In the 10th inning, Jake Thompson gave up the go-ahead run on a leadoff home run to Tommy Pham. It seemed like it was just going to be another one of those losses that have become increasingly common for the Phillies lately. But the Phillies’ offense didn’t go down quietly, even though it hadn’t put a runner on second base since the start of the second inning when J.P. Crawford doubled. In the bottom half of the 10th, Hoskins blooped a single into shallow left-center to start the inning. Hoskins moved to second base on a ground out from Odubel Herrera. Matt Bowman intentionally walked Carlos Santana, then struck out Jesmuel Valentin. That brought up Aaron Altherr, who replaced Nick Williams after Williams took a baseball to the face off of the right field fence. Bowman fell behind 2-1, then threw a 90 MPH fastball that Altherr lined into left field. Rather than keep the ball in front of him, Marcell Ozuna decided to dive for the ball to make the final out, but he missed. The ball trickled past him, allowing the tying and the game-winning runs to score, giving the Phillies a come-from-behind win.

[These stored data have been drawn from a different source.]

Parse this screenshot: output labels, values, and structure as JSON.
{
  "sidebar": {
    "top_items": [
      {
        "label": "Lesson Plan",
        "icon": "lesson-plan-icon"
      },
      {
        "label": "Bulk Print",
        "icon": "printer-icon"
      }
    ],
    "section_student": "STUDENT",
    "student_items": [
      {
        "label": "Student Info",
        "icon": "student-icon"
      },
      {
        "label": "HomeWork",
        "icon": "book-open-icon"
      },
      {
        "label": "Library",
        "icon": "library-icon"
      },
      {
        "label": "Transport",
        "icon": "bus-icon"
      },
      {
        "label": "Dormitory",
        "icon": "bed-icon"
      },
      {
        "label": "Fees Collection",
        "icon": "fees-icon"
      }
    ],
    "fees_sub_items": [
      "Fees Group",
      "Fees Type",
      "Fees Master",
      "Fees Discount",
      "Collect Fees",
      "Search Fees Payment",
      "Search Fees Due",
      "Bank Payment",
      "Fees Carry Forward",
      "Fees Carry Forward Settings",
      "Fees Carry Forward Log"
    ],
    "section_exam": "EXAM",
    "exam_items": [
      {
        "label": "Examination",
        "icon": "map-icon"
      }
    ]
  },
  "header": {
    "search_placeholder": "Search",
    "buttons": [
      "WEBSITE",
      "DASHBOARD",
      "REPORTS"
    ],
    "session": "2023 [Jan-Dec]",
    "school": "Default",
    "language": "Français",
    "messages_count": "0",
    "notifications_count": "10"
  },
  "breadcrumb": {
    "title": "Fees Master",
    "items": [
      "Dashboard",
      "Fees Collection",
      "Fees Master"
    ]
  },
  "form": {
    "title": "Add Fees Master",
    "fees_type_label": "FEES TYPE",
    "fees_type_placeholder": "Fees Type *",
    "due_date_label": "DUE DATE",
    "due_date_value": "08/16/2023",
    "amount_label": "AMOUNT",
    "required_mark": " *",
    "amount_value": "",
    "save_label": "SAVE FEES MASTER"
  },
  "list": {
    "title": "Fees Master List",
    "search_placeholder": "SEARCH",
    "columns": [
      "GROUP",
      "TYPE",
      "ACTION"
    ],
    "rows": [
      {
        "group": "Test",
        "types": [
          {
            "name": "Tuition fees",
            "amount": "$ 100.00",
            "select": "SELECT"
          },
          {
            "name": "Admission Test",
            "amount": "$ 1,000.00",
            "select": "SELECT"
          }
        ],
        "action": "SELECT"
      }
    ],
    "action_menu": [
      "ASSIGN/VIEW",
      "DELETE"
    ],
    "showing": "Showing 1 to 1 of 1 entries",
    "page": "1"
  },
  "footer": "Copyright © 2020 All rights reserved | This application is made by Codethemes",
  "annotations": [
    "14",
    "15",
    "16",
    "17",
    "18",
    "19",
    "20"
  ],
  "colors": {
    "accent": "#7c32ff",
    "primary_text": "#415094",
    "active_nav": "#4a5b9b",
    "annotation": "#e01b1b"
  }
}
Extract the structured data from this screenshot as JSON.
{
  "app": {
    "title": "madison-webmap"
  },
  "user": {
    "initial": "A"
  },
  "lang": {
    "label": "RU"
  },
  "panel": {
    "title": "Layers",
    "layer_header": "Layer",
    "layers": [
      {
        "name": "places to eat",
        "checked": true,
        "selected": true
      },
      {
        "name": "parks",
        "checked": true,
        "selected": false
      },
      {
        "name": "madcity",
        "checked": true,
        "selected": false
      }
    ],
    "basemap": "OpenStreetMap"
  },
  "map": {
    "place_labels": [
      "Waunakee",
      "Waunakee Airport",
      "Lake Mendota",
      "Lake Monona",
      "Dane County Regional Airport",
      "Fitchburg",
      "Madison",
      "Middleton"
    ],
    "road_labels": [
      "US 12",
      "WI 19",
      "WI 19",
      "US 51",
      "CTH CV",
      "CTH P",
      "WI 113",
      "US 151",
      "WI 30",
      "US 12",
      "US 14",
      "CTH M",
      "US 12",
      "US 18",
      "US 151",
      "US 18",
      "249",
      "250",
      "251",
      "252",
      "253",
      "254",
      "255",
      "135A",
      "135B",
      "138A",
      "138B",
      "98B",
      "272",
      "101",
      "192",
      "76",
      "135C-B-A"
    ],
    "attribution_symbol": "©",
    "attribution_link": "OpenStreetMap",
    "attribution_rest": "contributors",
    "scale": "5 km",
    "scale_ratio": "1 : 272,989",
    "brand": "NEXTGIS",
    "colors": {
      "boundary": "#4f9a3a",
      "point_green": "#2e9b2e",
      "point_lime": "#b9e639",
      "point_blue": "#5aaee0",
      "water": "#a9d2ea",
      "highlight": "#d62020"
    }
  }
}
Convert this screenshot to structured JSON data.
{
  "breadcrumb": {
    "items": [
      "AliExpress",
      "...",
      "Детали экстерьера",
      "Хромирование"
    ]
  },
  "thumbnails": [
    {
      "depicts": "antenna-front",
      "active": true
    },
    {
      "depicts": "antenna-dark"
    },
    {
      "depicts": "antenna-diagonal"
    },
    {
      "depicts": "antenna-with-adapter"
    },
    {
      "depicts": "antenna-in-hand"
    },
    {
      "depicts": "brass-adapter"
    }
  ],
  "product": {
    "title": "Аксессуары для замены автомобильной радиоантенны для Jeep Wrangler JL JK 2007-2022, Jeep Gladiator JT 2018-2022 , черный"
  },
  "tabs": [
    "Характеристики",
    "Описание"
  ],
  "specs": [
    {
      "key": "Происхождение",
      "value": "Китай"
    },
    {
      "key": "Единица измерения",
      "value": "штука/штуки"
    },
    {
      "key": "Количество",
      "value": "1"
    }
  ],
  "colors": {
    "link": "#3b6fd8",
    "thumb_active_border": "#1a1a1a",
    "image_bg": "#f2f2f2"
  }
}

On the list of people happy to see Ozuna miss that ball are Altherr (of course), Arano, Morgan, and Thompson. But perhaps no one was happier than manager Gape Kapler. The win might help take the heat off of him somewhat after another poor performance from the bullpen. When a team struggles, everyone wants a scapegoat and Kapler is an easy target. He has been all year, undeservingly.

Phillies radio broadcaster and former major league reliever Larry Anderson said after the bullpen meltown, “Not everybody can pitch in the ninth inning. And I know Gabe Kapler thinks they can, but they can’t.” Aside from Ramos and Seranthony Dominguez (who was unavailable after throwing 52 pitches between Saturday and Sunday in Milwaukee), no one in that bullpen has been reliable. The closer, Hector Neris, just got optioned to Triple-A. You work with what you have, and right now, Kapler doesn’t have a whole lot. Thankfully for him, he wasn’t punished with another loss thanks to Ozuna.